“I should think you would have your cats wear black ribbons when they are attending a funeral;” and without waiting for a reply, she held up her fancy work and asked mistress how she liked it. It was a doily stamped with a group of kittens playing ring-around the rosies, and several of the figures had already been worked in beautiful colored silk.

“It must be pleasant, no doubt,” said mistress, “to work beautiful figures of happy creatures upon canvas; but I prefer to give joy and happiness to the living. And as for the emblem you speak of, to my mind flowers symbolize the transition of life far more fitly than do the time-worn weeds of mourning.”

The lady made no answer to this at all, and mistress went into the house, leaving her alone with her fancy work.

Before we were allowed to go on the porch again, it was thoroughly scrubbed with boiling water; the tub was scalded, and the old mat was burned.

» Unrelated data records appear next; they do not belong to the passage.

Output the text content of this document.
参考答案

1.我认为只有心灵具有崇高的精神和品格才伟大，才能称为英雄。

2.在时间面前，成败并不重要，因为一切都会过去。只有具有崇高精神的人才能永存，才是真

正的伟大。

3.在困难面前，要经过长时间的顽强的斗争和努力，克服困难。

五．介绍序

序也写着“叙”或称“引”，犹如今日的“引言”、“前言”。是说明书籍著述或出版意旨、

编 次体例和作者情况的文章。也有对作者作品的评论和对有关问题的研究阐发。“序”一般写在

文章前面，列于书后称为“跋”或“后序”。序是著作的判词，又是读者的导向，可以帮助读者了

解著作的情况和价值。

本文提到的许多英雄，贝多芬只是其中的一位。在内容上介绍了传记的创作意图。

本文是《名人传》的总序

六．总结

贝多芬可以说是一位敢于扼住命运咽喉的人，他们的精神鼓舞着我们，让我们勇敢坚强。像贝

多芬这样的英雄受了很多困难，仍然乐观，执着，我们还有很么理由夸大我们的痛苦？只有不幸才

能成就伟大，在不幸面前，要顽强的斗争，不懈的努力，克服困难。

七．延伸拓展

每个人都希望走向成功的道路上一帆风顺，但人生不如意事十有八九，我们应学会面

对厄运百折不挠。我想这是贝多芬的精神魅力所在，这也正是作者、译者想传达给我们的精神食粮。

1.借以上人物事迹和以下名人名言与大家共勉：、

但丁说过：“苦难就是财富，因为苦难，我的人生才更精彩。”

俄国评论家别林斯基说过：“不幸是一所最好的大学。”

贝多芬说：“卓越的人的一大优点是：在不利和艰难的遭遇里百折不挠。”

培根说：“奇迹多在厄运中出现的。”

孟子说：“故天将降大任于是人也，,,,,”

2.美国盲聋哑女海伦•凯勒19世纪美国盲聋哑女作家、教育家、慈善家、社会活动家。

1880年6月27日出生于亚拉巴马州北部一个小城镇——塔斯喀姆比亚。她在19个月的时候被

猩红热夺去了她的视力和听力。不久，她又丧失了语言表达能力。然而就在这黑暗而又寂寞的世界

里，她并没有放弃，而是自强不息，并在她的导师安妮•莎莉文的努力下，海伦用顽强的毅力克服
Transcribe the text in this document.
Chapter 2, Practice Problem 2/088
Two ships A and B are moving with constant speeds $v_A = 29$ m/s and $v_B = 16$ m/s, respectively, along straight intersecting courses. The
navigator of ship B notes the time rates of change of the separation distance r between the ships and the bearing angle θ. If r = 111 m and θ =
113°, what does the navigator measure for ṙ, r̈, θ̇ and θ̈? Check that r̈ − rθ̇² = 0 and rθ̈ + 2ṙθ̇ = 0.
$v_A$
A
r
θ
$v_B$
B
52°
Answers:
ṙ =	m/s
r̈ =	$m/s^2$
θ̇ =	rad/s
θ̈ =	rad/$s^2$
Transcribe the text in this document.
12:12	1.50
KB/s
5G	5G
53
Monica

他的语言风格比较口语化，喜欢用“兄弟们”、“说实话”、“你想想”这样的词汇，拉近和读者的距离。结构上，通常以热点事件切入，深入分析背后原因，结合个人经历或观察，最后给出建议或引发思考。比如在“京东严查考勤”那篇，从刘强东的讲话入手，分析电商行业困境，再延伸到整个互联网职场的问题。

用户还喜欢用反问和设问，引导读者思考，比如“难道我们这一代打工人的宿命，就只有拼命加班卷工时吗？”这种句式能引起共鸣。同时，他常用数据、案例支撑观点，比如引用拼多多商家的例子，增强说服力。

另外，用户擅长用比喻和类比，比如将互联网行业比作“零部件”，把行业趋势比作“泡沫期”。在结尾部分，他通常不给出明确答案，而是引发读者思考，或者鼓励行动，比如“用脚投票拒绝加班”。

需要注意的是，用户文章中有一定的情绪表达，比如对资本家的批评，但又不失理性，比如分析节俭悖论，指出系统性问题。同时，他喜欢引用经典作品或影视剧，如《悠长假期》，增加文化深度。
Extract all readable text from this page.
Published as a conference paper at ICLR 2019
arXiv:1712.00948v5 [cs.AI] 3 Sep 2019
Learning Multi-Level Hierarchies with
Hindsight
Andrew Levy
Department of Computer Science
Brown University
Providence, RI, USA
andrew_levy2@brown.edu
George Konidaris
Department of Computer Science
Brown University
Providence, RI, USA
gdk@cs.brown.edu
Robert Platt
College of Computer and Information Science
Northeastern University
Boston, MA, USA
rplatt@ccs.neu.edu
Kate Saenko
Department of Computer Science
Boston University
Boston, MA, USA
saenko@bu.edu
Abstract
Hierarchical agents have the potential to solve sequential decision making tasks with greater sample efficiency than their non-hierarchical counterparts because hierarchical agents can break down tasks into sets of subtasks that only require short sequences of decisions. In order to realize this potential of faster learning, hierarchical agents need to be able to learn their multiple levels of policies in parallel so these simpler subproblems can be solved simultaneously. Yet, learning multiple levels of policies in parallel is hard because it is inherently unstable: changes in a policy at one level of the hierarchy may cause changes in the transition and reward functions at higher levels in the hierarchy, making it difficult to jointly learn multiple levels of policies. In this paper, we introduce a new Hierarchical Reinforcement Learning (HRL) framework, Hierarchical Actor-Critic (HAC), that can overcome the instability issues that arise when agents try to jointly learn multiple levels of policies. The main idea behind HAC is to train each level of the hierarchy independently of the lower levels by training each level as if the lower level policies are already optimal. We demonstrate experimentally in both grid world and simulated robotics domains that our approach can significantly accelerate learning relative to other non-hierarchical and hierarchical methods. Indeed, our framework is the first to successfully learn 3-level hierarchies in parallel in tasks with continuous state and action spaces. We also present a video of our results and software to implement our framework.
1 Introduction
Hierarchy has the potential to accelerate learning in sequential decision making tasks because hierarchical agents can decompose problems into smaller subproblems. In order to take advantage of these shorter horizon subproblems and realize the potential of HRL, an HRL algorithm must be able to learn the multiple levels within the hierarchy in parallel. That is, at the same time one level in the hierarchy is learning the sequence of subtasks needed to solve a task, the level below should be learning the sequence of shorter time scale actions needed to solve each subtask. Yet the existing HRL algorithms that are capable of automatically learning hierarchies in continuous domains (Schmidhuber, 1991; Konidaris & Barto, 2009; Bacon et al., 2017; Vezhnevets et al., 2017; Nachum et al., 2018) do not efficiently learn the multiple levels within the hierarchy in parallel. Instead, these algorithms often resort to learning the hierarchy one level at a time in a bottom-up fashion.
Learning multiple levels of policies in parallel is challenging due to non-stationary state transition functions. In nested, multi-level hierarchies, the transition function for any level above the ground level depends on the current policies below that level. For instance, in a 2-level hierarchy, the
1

On the following day a neighboring cat, whom I have since learned to know as Jack, came into our yard, and I noticed that he persistently sniffed around the little fresh mound.

“What is in there?” said he, after he had visited it for the third time.

I told him about the sad occurrence of the day before.

“Was it a gray cat with white toes?”

I told him it was.

“Poor Betsy Whitefoot,” said Jack, in tones of real anguish. “I have shared my meals with her ever since the Mortons went to their summer house in the country. A better mouser never lived than Betsy, and how they could so cruelly desert her is more than I can understand.”